Podiatry Student Wins National Competition
The American Podiatric Medical Association (APMA) has named Tiffany Tram Tran, DPM '23, the winner of the inaugural APMA-PICA full-tuition scholarship.
Tiffany, a third-year podiatry student with a 4.0 GPA, co-edits the National Foot and Ankle Review, an academic, peer-reviewed journal and website published annually by SMU’s California School of Podiatric Medicine. She also volunteers at the Suitcase Clinic, a Bay Area nonprofit that provides health and social services to unhoused people. Currently, she’s organizing a sock drive for the clinic.
“Tiffany’s contributions to the program, the community, and the profession of podiatric medicine are already numerous and impactful,” Cherri Choate, SMU’s associate dean for educational affairs, said in her nomination letter. “Her leadership abilities in both her Suitcase Clinic project and as co-editor-in-chief are far beyond her years.”

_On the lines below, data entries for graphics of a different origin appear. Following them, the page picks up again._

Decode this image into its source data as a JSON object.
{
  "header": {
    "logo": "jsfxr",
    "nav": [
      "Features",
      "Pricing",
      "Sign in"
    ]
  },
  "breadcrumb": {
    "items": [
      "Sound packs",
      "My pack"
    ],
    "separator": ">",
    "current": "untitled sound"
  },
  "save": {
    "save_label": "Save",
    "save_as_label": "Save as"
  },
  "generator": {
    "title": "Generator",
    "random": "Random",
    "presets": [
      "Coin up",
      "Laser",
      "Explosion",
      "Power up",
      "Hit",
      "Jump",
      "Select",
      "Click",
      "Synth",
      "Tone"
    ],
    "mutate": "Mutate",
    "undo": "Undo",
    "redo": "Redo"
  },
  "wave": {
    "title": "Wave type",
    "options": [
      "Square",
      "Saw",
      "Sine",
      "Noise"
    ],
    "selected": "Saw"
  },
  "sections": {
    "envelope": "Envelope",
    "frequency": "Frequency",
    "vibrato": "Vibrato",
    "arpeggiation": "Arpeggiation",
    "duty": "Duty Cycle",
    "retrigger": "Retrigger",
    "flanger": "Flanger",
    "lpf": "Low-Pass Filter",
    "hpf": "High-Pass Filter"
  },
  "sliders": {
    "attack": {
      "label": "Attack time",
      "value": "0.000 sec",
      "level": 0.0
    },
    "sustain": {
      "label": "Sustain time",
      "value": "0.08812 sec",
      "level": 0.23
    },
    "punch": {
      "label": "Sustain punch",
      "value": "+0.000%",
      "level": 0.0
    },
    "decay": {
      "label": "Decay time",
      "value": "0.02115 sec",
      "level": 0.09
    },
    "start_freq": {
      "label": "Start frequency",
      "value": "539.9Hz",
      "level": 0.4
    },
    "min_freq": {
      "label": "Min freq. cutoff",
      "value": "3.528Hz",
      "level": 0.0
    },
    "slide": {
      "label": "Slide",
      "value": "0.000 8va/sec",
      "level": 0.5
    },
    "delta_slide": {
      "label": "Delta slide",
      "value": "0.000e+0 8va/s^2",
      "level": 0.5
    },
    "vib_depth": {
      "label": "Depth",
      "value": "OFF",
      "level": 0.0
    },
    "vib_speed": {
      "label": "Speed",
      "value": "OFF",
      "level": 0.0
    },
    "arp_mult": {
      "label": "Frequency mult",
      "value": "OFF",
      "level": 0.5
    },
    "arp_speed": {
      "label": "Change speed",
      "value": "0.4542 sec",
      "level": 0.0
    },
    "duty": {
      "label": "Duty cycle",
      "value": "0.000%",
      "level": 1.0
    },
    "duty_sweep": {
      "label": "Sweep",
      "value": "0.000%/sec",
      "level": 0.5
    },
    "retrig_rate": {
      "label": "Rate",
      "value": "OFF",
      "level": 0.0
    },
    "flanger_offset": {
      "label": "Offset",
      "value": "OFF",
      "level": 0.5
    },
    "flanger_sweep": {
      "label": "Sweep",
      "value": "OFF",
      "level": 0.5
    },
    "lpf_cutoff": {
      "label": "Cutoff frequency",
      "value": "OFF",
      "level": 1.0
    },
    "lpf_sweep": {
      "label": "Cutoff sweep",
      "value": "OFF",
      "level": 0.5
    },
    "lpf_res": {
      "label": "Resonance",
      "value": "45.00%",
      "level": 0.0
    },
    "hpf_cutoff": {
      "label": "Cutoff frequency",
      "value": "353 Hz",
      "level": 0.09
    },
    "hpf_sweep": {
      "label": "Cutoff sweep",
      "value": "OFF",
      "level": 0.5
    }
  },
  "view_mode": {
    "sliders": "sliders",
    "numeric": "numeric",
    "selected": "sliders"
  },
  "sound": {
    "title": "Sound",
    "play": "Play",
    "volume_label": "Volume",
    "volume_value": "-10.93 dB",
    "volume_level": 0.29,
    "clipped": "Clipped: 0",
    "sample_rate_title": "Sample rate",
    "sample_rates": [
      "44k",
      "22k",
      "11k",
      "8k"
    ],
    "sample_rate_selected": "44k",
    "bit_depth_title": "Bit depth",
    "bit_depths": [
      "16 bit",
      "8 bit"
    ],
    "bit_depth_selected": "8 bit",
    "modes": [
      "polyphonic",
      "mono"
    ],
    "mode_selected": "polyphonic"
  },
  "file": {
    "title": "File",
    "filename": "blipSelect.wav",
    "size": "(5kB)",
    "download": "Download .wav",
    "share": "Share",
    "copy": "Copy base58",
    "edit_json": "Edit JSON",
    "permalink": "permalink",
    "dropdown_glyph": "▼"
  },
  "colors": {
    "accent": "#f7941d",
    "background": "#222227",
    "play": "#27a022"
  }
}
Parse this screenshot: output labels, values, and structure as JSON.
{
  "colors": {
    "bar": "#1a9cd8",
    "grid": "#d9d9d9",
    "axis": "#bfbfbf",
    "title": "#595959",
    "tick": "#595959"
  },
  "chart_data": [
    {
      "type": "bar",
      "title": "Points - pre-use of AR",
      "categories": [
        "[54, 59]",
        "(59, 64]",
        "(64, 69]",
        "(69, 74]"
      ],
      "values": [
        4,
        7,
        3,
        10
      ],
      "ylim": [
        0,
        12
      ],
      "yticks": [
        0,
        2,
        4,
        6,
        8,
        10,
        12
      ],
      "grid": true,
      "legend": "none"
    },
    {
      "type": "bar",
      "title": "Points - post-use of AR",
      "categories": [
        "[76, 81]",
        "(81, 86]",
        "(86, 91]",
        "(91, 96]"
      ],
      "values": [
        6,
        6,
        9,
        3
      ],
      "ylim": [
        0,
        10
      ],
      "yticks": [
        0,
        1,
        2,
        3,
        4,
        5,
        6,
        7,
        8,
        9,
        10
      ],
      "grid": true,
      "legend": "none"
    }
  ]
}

Tiffany was chosen first among nine students, each of whom was nominated by one of the nine podiatric schools in the country. The scholarship was based on financial need, academic excellence, community service, research involvement, and peer support.
Father's wise words
Tiffany credits her late father, who died last year, for pushing her to succeed.
“As the firstborn and kind of like the big sister of the family, my dad raised me to believe that as a woman, I can do as good or even better as any man,” she says. “And you know, He always told me that if I work hard, I can do anything if I put my mind to it.”
Tiffany, who studied physics as an undergraduate at UC San Diego, said she became excited about podiatry after hearing a woman who raved about her podiatrist.
“She couldn’t stop talking about her podiatrist,” Tiffany recalls. “So, I shadowed some podiatrists. And they all told me they really loved their jobs and had really good relationships with their patients.”
That’s when she knew podiatry was her calling. Tiffany chose SMU because of its 9:1 student-teacher ratio and track record of successfully helping graduates find residencies and jobs.
“SMU is so different from UCSD, which is a big school,” she says. “Here, we have small [graduating] classes of 40 students or so, and we get to know our faculty members really well.”
It was the personal connections with classmates and professors, Tiffany says, that helped her to get through “what happened to me last year. The grief still gets to me, but I couldn’t have done it without them. They are like my family.”